Robert Titus  7:06  
We recognize that there was something called continental drift since early part of the twentieth century. The evidence is pretty convincing about this...that what we call the Catskill Mountains, the northeastern United States. 380 million years ago, had been located south of the equator. 20 degrees south of the equator is about as far away from the equator as the Bahamas are today. So our climate here in the Catskills was Bahamian, and in tropical landscapes, red soils are formed and these red soils have been petrified, as I said, into what I'm calling a petrified delta.

Brett Barry  7:48  
Just up the road from Kaaterskill Falls is North and South Lake, another product of the last ice age.

Robert Titus  7:55  
I'd like you to go up to the Mountain House ledge, and I'd like you to look into the Hudson Valley below. Look to the north towards Hudson towards Albany, and see in your mind's eye, a glacier coming down the Hudson Valley. Watch as it swells and rises, most of the glacier won't stop until it gets to Long Island, but the valley is going to gradually built with ice, it will come right up to the top of the ledge and then look to the north where North Lake is the ice will flow over the top of the Catskill Mountain Front and flood into what today is North Lake. When you have a glacier moving like that, it scours into the bedrock and this glacier scoured the basin that we call North Lake. Given a chance, I'd like you to walk down to the shores of North Lake and you'll see a bedrock shoreline...look carefully, you don't have to look that carefully. You will see scratches in the bedrock. Those scratches were placed there when that glacier of which I speak, drag boulders across that surface and scratched that surface.

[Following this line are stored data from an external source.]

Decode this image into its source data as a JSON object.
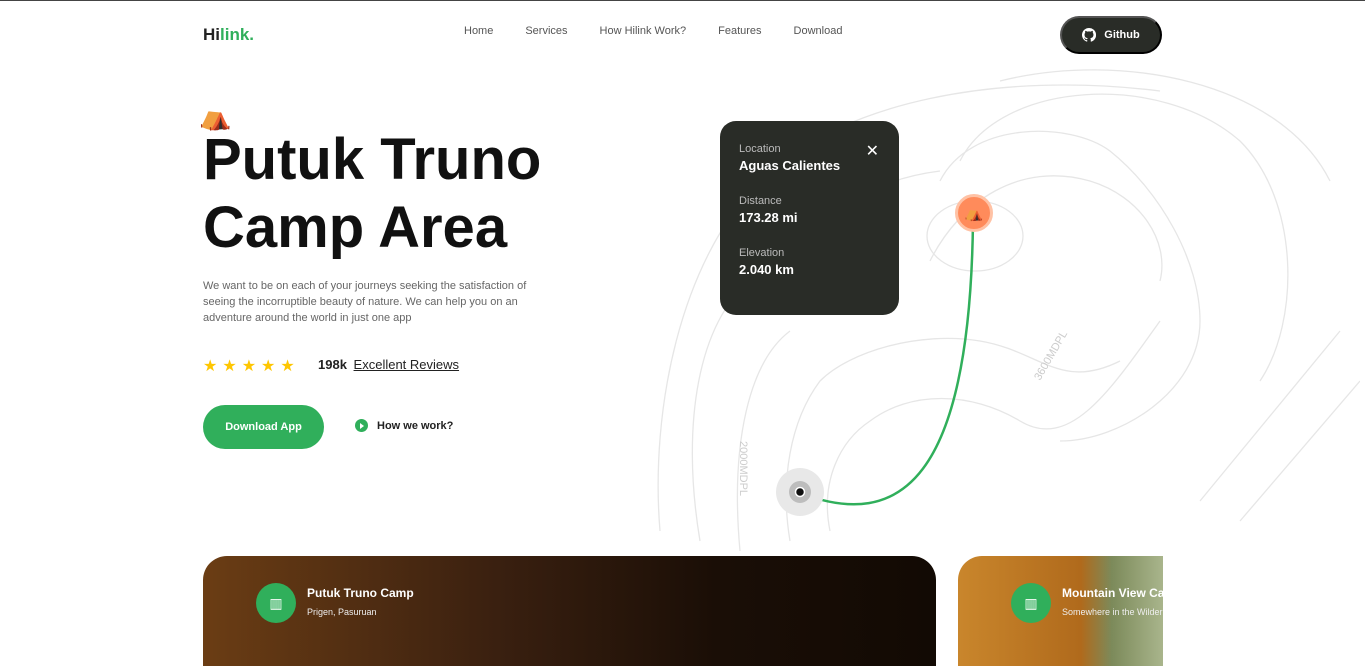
{
  "nav": {
    "logo_a": "Hi",
    "logo_b": "link.",
    "links": [
      "Home",
      "Services",
      "How Hilink Work?",
      "Features",
      "Download"
    ],
    "github": "Github"
  },
  "hero": {
    "title_1": "Putuk Truno",
    "title_2": "Camp Area",
    "description": "We want to be on each of your journeys seeking the satisfaction of seeing the incorruptible beauty of nature. We can help you on an adventure around the world in just one app",
    "rating_stars": 5,
    "review_count": "198k",
    "review_label": "Excellent Reviews",
    "download": "Download App",
    "how": "How we work?"
  },
  "map": {
    "label_a": "2000MDPL",
    "label_b": "3600MDPL",
    "accent": "#30af5b"
  },
  "card": {
    "location_label": "Location",
    "location": "Aguas Calientes",
    "distance_label": "Distance",
    "distance": "173.28 mi",
    "elevation_label": "Elevation",
    "elevation": "2.040 km"
  },
  "places": [
    {
      "title": "Putuk Truno Camp",
      "subtitle": "Prigen, Pasuruan"
    },
    {
      "title": "Mountain View Camp",
      "subtitle": "Somewhere in the Wilderness"
    }
  ]
}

Stand there look at the striations are called glacial striations. Looking in the direction that they're going which is to the west and imagine the glacier scouring out North Lake, turn around, look to the east and imagine in your mind's eye, the ice coming towards you. North and South Lake were scoured by the advance of ice during the Ice Age. What a wonderful thing to think about how much change there can be over hundreds of millions of years.